Охотничьим псам вредно сидеть без дела, — и вот: безобразно разжиревший Чичиков издох на девятом году жизни, оборвав таким образом последнюю, а, в сущности, — давно единственную ниточку, привязывавшую хозяина к дому, — и Тер-Ованесов ушел от Галины Алексеевны навсегда.
Теперь она жила одиноко и очень целомудренно и обзавелась несколькими забавными привычками: после программы «Время», например, всегда слушать "Голос Америки"[2], потом ложиться в постель и педантично, ничего, даже казахской поэзии не пропуская, час перед сном читать "Всемирную литературу", двигаясь от отрывков из Библии к Шолому Алейхему и Шолохову. Галина Алексеевна и всегда, и прежде испытывала некоторую неловкость, если Ярик заходил к ней в министерство или назначал встречи на соседних улицах, — в последнее же время, когда художник сильно оброс и, пожалуй, опустился, — в последнее время возможность принимать его дома, без свидетелей, и подавно стала большим облегчением, — и уж дома-то он принимаем был крайне радушно, сытно и вкусно кормлен и даже поен дорогими винами и коньяками. Впрочем, никаких любовных намеков и поползновений Галина Алексеевна себе не позволяла, потому что, сама поражаясь психологическому этому феномену, удивительно дорожила редкими визитами художника и безошибочно чувствовала, что, покусись она на сексуальную его свободу, — визиты прекратятся, возможно, навсегда.
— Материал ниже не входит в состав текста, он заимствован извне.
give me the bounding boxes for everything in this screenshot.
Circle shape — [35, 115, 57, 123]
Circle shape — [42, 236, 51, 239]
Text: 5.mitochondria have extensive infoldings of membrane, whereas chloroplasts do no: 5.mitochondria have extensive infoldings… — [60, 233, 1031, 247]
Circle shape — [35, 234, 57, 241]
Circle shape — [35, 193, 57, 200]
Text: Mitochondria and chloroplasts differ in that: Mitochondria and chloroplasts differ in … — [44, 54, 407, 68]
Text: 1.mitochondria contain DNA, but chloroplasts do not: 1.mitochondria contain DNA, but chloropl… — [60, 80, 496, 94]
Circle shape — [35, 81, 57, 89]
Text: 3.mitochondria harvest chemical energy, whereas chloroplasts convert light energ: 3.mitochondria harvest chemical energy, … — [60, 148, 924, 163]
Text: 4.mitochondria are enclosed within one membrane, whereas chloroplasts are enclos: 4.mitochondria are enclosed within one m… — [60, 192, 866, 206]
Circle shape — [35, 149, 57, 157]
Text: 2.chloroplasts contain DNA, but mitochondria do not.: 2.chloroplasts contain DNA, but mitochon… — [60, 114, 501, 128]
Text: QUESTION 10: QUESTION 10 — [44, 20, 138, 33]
Но сегодняшний яриков визит резко отличается ото всех предыдущих: он сравнительно поздний и не предварен обычным телефонным звонком. Галина Алексеевна открывает дверь, — некогда великолепный тайваньский халат с парчовыми драконами сильно потерся, да и скрывает далеко не те уже прелести, что в незапамятном шестьдесят восьмом, а сквозь замаскированную лондотоном седину перманента просвечивает бледная кожа черепа, — открывает и видит сильно поддатого художника, держащего в вытянутой руке всего на четверть опорожненную и заткнутую газетной пробкою 0,76-литровую бутылку «Сибирской». Такая мизансцена представляется Галине Алексеевне несколько унижающей ее генеральское, да и женское достоинства, однако, она сдерживает в зародыше, давит готовую подняться гневную волну и не Бог весть как приветливо, но определенно приглашающе отступает в глубину передней: заходи; раз уж приехал — заходи.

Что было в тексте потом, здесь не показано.